Males of a species evolving traits for sexual conflict can cause problems for females, and, ultimately, the whole population.
A new model by Imperial College London and the University of Lausanne researchers, published in PNAS, shows how so-called ‘good genes’ can sometimes cause a population to collapse.
Males of any species may compete for females, either by fighting other males for access or impressing females to win their approval. In both cases, males expressing the most competitive traits – such as the best ornaments, like peacock feathers, or the best weapons, like big body size – access more females.
To have the best traits the males must be in good condition, for example, to be in better shape or carry less disease. Over time, as better-condition males mate with more females, the prevalence of ‘good genes’ increases throughout the population of the animal, leading to the population as a whole improving in condition.
However, it can also backfire.

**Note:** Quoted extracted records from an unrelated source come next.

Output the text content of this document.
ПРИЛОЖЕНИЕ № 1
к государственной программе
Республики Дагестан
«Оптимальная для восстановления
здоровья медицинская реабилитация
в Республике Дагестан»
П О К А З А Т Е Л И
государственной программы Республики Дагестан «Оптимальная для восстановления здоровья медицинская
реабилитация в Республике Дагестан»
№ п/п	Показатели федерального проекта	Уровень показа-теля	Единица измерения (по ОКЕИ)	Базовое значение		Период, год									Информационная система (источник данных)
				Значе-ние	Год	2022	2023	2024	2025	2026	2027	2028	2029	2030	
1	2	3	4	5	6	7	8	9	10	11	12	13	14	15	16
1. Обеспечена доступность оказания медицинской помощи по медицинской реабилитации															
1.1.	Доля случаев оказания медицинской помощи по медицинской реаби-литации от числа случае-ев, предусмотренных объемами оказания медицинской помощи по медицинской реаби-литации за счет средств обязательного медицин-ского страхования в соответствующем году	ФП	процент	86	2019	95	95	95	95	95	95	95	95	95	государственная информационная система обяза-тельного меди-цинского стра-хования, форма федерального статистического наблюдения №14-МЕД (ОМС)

Traits than improve a male’s competitive prowess can also damage females. For example, some insect males have evolved penises that tear the females’ insides, and in many species, including mammals, males have evolved to harass females to induce mating. These behaviours reduce female fecundity or may even kill them.

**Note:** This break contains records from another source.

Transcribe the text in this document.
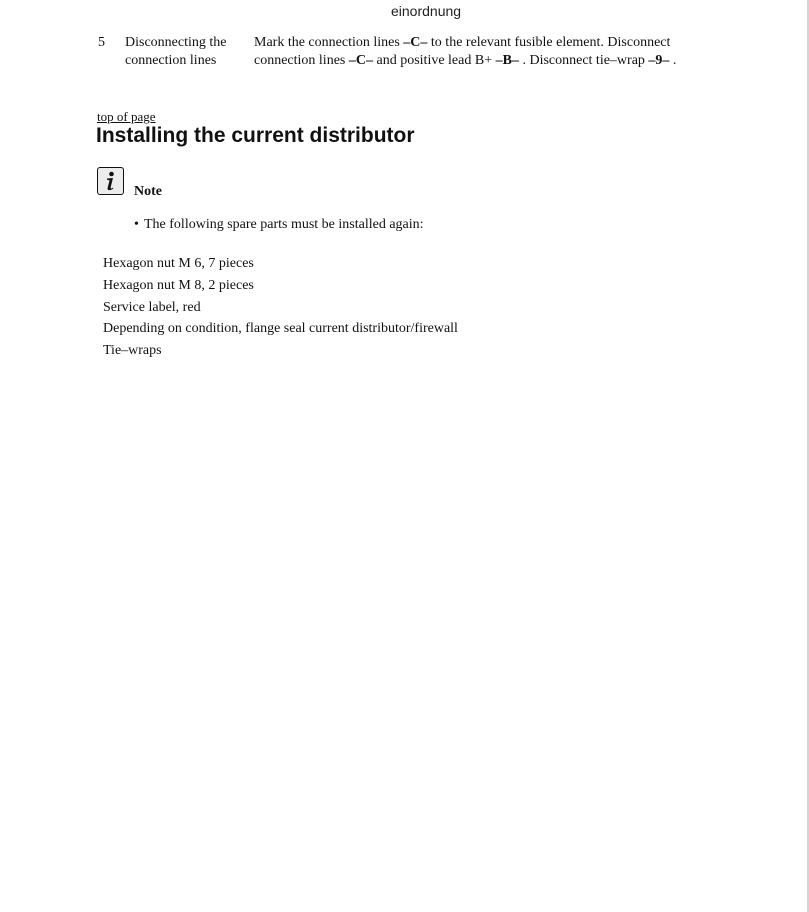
einordnung
5 Disconnecting the
connection lines
Mark the connection lines –C– to the relevant fusible element. Disconnect
connection lines –C– and positive lead B+ –B– . Disconnect tie–wrap –9– .
top of page
Installing the current distributor
Note
• The following spare parts must be installed again:
Hexagon nut M 6, 7 pieces
Hexagon nut M 8, 2 pieces
Service label, red
Depending on condition, flange seal current distributor/firewall
Tie–wraps
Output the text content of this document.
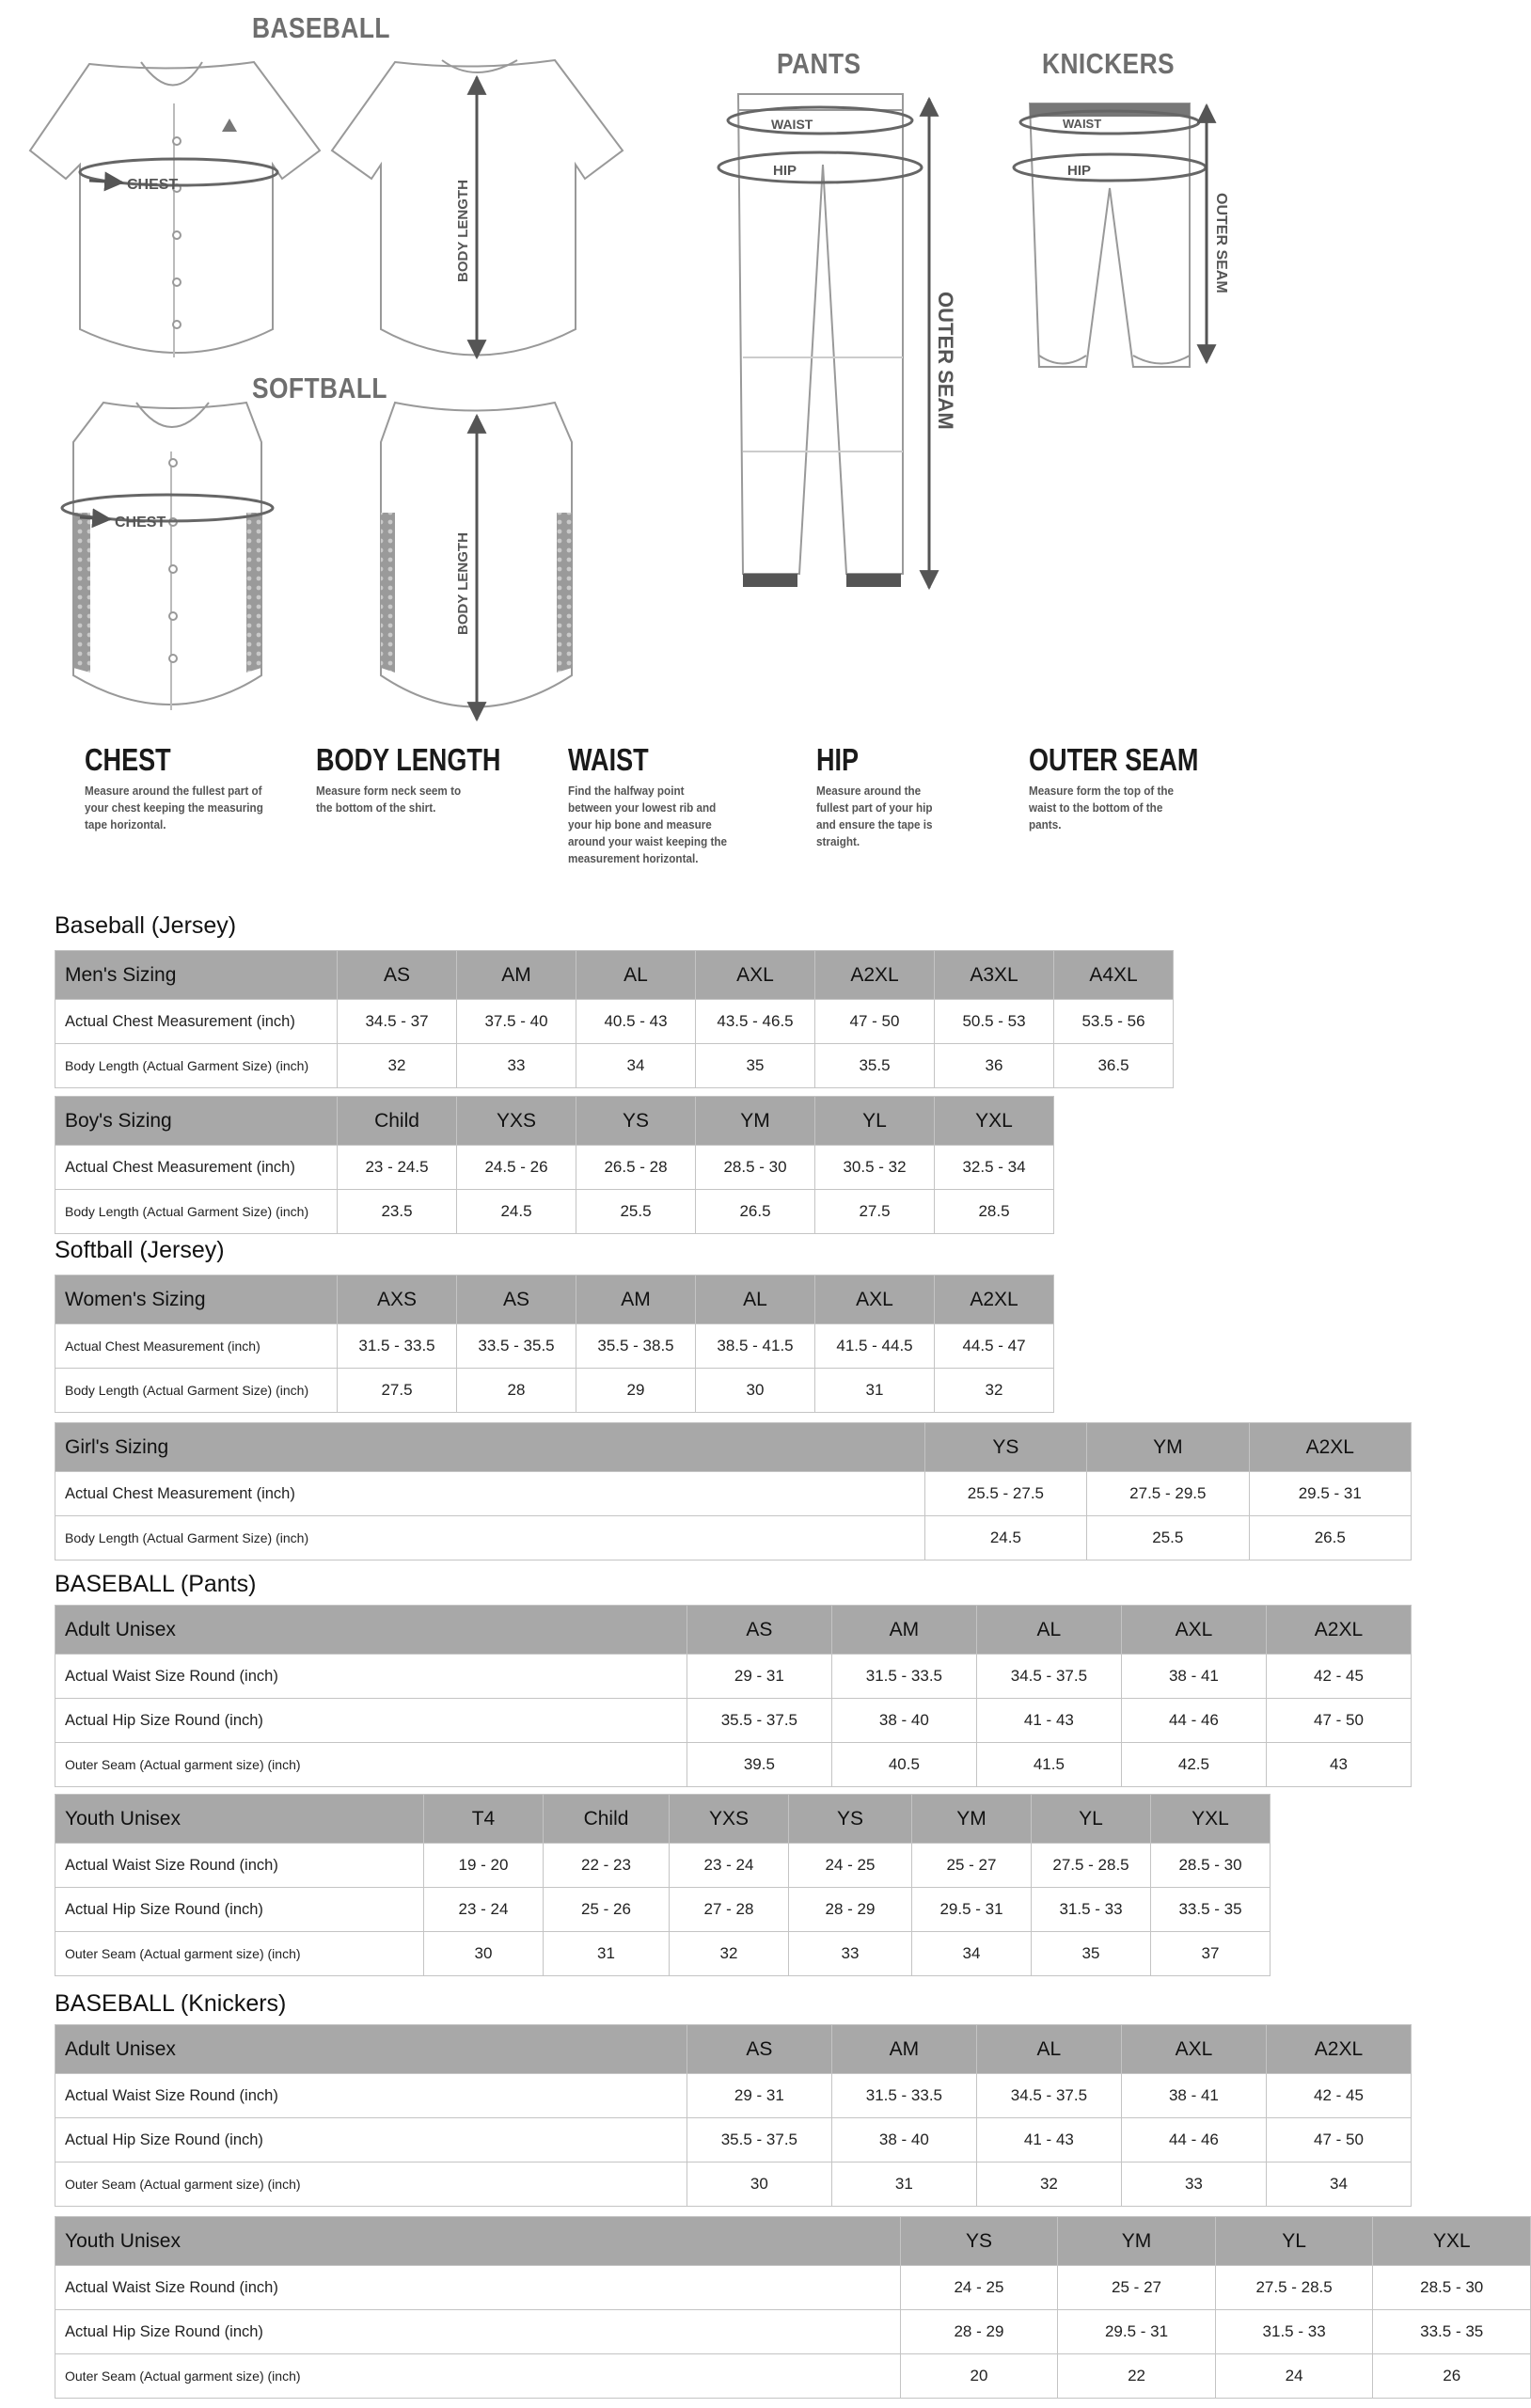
CHEST	BODY LENGTH
CHEST
BODY LENGTH
WAIST
HIP
OUTER SEAM
WAIST
HIP
OUTER SEAM
BASEBALL
SOFTBALL
PANTS	KNICKERS
CHEST

Measure around the fullest part of your chest keeping the measuring tape horizontal.

BODY LENGTH

Measure form neck seem to the bottom of the shirt.

WAIST

Find the halfway point between your lowest rib and your hip bone and measure around your waist keeping the measurement horizontal.

HIP

Measure around the fullest part of your hip and ensure the tape is straight.

OUTER SEAM

Measure form the top of the waist to the bottom of the pants.

Baseball (Jersey)
Men's Sizing	AS	AM	AL	AXL	A2XL	A3XL	A4XL
Actual Chest Measurement (inch)	34.5 - 37	37.5 - 40	40.5 - 43	43.5 - 46.5	47 - 50	50.5 - 53	53.5 - 56
Body Length (Actual Garment Size) (inch)	32	33	34	35	35.5	36	36.5
Boy's Sizing	Child	YXS	YS	YM	YL	YXL
Actual Chest Measurement (inch)	23 - 24.5	24.5 - 26	26.5 - 28	28.5 - 30	30.5 - 32	32.5 - 34
Body Length (Actual Garment Size) (inch)	23.5	24.5	25.5	26.5	27.5	28.5
Softball (Jersey)
Women's Sizing	AXS	AS	AM	AL	AXL	A2XL
Actual Chest Measurement (inch)	31.5 - 33.5	33.5 - 35.5	35.5 - 38.5	38.5 - 41.5	41.5 - 44.5	44.5 - 47
Body Length (Actual Garment Size) (inch)	27.5	28	29	30	31	32
Girl's Sizing	YS	YM	A2XL
Actual Chest Measurement (inch)	25.5 - 27.5	27.5 - 29.5	29.5 - 31
Body Length (Actual Garment Size) (inch)	24.5	25.5	26.5
BASEBALL (Pants)
Adult Unisex	AS	AM	AL	AXL	A2XL
Actual Waist Size Round (inch)	29 - 31	31.5 - 33.5	34.5 - 37.5	38 - 41	42 - 45
Actual Hip Size Round (inch)	35.5 - 37.5	38 - 40	41 - 43	44 - 46	47 - 50
Outer Seam (Actual garment size) (inch)	39.5	40.5	41.5	42.5	43
Youth Unisex	T4	Child	YXS	YS	YM	YL	YXL
Actual Waist Size Round (inch)	19 - 20	22 - 23	23 - 24	24 - 25	25 - 27	27.5 - 28.5	28.5 - 30
Actual Hip Size Round (inch)	23 - 24	25 - 26	27 - 28	28 - 29	29.5 - 31	31.5 - 33	33.5 - 35
Outer Seam (Actual garment size) (inch)	30	31	32	33	34	35	37
BASEBALL (Knickers)
Adult Unisex	AS	AM	AL	AXL	A2XL
Actual Waist Size Round (inch)	29 - 31	31.5 - 33.5	34.5 - 37.5	38 - 41	42 - 45
Actual Hip Size Round (inch)	35.5 - 37.5	38 - 40	41 - 43	44 - 46	47 - 50
Outer Seam (Actual garment size) (inch)	30	31	32	33	34
Youth Unisex	YS	YM	YL	YXL
Actual Waist Size Round (inch)	24 - 25	25 - 27	27.5 - 28.5	28.5 - 30
Actual Hip Size Round (inch)	28 - 29	29.5 - 31	31.5 - 33	33.5 - 35
Outer Seam (Actual garment size) (inch)	20	22	24	26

The team’s model tested theories of sexual competition where males harm females and compared the results with data from various population experiments. Previous experiments have shown conflicting accounts as to whether the sexual selection is positive or negative for the population as a whole. The new model provides an explanation for why some experiments show male condition improving, without female fitness or population viability improving alongside.
First author Dr Ewan Flintham, from Imperial College London and the University of Lausanne, said: “Where males evolve selfish traits that help them individually win, they can actually end up causing the population to crash – it’s a form of evolutionary suicide. Even when females evolve to counter male harm and prevent population collapse, the population still decreases significantly, reducing its viability.”

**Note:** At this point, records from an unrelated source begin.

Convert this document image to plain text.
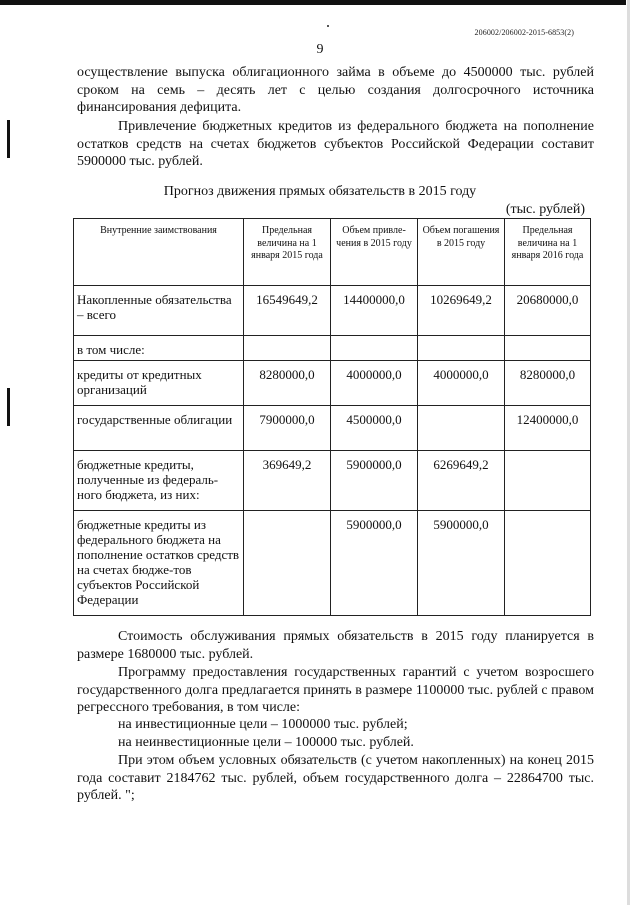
206002/206002-2015-6853(2)
9

осуществление выпуска облигационного займа в объеме до 4500000 тыс. рублей сроком на семь – десять лет с целью создания долгосрочного источника финансирования дефицита.

Привлечение бюджетных кредитов из федерального бюджета на пополнение остатков средств на счетах бюджетов субъектов Российской Федерации составит 5900000 тыс. рублей.

Прогноз движения прямых обязательств в 2015 году
(тыс. рублей)
Внутренние заимствования	Предельная величина на 1 января 2015 года	Объем привле-чения в 2015 году	Объем погашения в 2015 году	Предельная величина на 1 января 2016 года
Накопленные обязательства – всего	16549649,2	14400000,0	10269649,2	20680000,0
в том числе:				
кредиты от кредитных организаций	8280000,0	4000000,0	4000000,0	8280000,0
государственные облигации	7900000,0	4500000,0		12400000,0
бюджетные кредиты, полученные из федераль-ного бюджета, из них:	369649,2	5900000,0	6269649,2	
бюджетные кредиты из федерального бюджета на пополнение остатков средств на счетах бюдже-тов субъектов Российской Федерации		5900000,0	5900000,0	

Стоимость обслуживания прямых обязательств в 2015 году планируется в размере 1680000 тыс. рублей.

Программу предоставления государственных гарантий с учетом возросшего государственного долга предлагается принять в размере 1100000 тыс. рублей с правом регрессного требования, в том числе:

на инвестиционные цели – 1000000 тыс. рублей;
на неинвестиционные цели – 100000 тыс. рублей.

При этом объем условных обязательств (с учетом накопленных) на конец 2015 года составит 2184762 тыс. рублей, объем государственного долга – 22864700 тыс. рублей. ";
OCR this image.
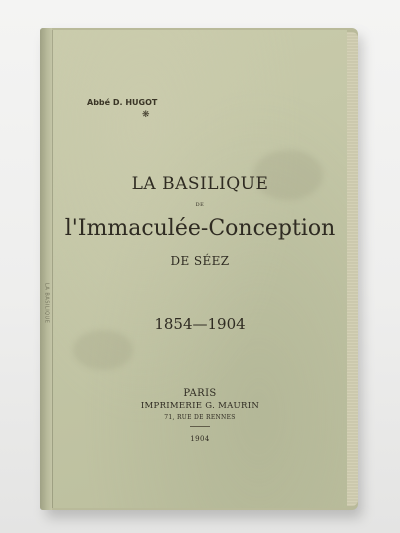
LA BASILIQUE
Abbé D. HUGOT
❋
LA BASILIQUE
DE
l'Immaculée-Conception
DE SÉEZ
1854—1904
PARIS
IMPRIMERIE G. MAURIN
71, RUE DE RENNES
1904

Sexual interactions like these are an important component of understanding population demographics and conservation. For example, where there are more males, sexual competition intensifies, meaning harm towards females is more likely. This is also true in human-managed populations, for example, domestic carp, where males and females must be isolated during spawning season.
Dr Flintham completed the research as part of the Centre for Doctoral Training in Quantitative and Modelling Skills in Ecology and Evolution at Imperial. His project supervisor and study co-author Professor Vincent Savolainen, Director of the Georgina Mace Centre for the Living Planet at Imperial, said: “Male harm evolved in nature as something that was supposed to be good but is detrimental to females and the whole population. Questions like how and why this happens can only be answered with quantitative methods – data and mathematical models – which can be just as important as field studies.”